Non è mio figlio,” disse con freddezza, la voce che risuonava nell’atrio. “Prendi le tue cose e vattene. Entrambi.” Indicò la porta. La moglie strinse il bambino tra le braccia, gli occhi pieni di lacrime. Ma se solo avesse saputo…

La tempesta fuori rifletteva quella che infuriava dentro casa. Sofia stava immobile, le nocche bianche mentre stringeva al petto il piccolo Matteo. Suo marito, Lorenzo De Luca, magnate miliardario e capo della famiglia De Luca, la fissava con una rabbia che non aveva mai visto nei loro dieci anni di matrimonio.

“Lorenzo, ti prego,” sussurrò Sofia, la voce tremante. “Non sai cosa dici.”

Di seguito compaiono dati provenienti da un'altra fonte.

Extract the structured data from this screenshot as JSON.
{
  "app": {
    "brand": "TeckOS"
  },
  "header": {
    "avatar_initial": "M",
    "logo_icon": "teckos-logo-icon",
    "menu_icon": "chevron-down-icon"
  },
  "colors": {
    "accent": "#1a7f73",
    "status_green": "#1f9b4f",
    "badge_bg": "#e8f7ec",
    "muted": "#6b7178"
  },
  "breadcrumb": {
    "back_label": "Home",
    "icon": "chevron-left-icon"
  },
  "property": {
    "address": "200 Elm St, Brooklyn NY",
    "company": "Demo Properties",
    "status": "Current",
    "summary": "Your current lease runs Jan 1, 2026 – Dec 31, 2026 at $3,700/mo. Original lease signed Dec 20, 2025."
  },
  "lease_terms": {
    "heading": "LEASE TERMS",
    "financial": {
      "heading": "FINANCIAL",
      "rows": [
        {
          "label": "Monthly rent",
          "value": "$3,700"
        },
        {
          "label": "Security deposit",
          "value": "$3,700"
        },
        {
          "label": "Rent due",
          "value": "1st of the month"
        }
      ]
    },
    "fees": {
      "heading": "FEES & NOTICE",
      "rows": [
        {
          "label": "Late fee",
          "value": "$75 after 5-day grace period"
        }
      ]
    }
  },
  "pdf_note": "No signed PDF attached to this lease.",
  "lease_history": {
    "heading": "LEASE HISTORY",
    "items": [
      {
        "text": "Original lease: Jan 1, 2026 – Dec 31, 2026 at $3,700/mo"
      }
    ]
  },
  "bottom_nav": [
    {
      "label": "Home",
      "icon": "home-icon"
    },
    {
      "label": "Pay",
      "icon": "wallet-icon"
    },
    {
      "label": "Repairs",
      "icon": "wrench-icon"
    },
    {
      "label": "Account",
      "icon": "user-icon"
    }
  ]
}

“Lo so perfettamente,” sbottò lui. “Quel bambino… non è mio. Ho fatto il test del DNA la scorsa settimana. I risultati sono chiari.”

L’accusa fece più male di uno schiaffo. Le gambe di Sofia quasi cedettero.

—Hai fatto un test… senza dirmelo?

—Dovevo. Non mi somiglia. Non si comporta come me. E non potevo più ignorare le voci.

—Voci? Lorenzo, è un bambino! Ed è tuo figlio! Te lo giuro su tutto ciò che ho.

Ma Lorenzo aveva già preso la sua decisione.

—Le tue cose verranno mandate a casa di tuo padre. Non tornare qui mai più.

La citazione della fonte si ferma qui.